Change in the score (worse, no change, and better) was assessed to evaluate the effect of hESC therapy. All patients of ≤2 yr and 12-18 yr age group showed an improvement in score by at least one score by the end of T1. Higher proportion of patients from the age groups of 2-4 yr (92.9%), 4-6 yr (90.5%), and 6-12 yr (92.3%) showed an improvement in score by the end of T1 (Table 2). In addition, 100% female patients (26/26) and 92.3% of male patients (60/65) showed an improvement in GMFCS-E & R score by at least one score by the end of T4.

Table 2 Number of cases scoring differently by at least one score from baseline to the end of treatment phase 1 (T1)

In addition to GMFCS-E & R scores, we also analyzed the cognitive skills of the patients using additional parameters. The cognitive skills of all the patients was assessed by the end of T4 using 11 parameters (problem solving, following commands, smiling, recognition/awareness, eye contact, aggression, speech, feeding, toilet training, daily living skills, and defense mechanism). This assessment was done to evaluate the improvement in cognition and functional recovery of the patients.

Overall, 69% of the patients showed an improvement in cognitive skills (Figure 2). Improvements in parameters which were documented using an in house developed scoring system such as smiling (81.7%), recognition/awareness (80.3%), aggression (78.9%), and following commands (74.5%) were higher as compared with other parameters.

Figure 2
figure 2

Cognitive skills by the end of the therapy.

Eight patients had hearing impairment of which five were either totally deaf or heard sounds close to the ear. All eight patients showed improvement by the end of T4. A total of 59 patients had seizures before receiving treatment, of which 45 had seizures multiple times a day to 1-2 times every other day. All patients were seizure free however; one patient continued to have seizures every other day by the end of T4.

Overall, 29 patients scored 1, 50 patients scored 2, 12 patients scored 3, and none scored 4 and 5 on the GMFCS-E & R scale by the end of T4. A significant association (p < 0.05) between the severity of cases and whether or not they showed improvement in GMFCS-E & R score was observed in the present study. All the patients had received physiotherapy prior to hESC therapy and had shown no improvement.
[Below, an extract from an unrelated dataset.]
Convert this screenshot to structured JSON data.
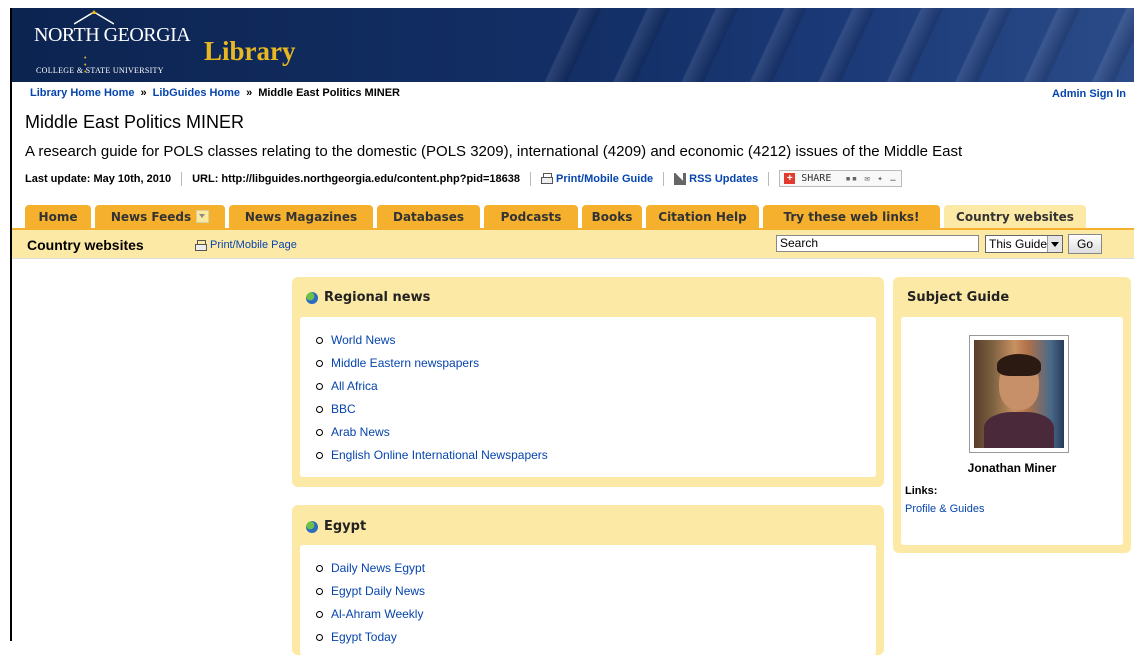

We were able to do SPECT scan in all our patients before and after the therapy. The SPECT scan of the patients demonstrated improved perfusion after receiving hESC therapy. The SPECT scan report of one of our patient is illustrated in Figure 3A and B.

Figure 3
figure 3

SPECT scan of a cerebral palsy patient (grey - normal; red, pink and white - above normal; green, light/dark blue, black - hypoperfused). A) Showing hypoperfused Regions before Receiving hESC Therapy. B) Improved Perfusion (reduced black areas) after Receiving hESC Therapy.

Safety evaluation

The commonly experienced AEs included body pain, diarrhea, chest congestion, throat infection, fever, itching, and swelling. A total of 9 patients (9/91; 9.9%) experienced AEs during T1 (swelling-1, itching-1, fever-4, throat infection-1, and chest congestion-2), 2 patients (2/66; 3%) experienced AEs during T2 (diarrhea-1, and body pain-1), 1 patient (1/38; 2.6%) experienced AEs during T3 (diarrhea-1) and no AE were reported in T4. No serious AEs were reported during the study. The AEs observed during the study are presented in Table 3.

Table 3 Adverse events experienced by patients during the study period

Discussion

Cerebral palsy, a neurological disorder that affects children leads to compromised mental health and motor abilities. To our knowledge, this is the first study to assess efficacy and safety of hESC therapy in patients with CP. The use of hESCs has not been clinically viable in the past due to difficulty in harvesting these cells in a xeno free environment. However; we used a patented in-house (Patent-WO 2007/141657A PCT/1B 2007 Published 13 Dec 2007) methodology for the isolation of hESC to explore their potential in the treatment of CP.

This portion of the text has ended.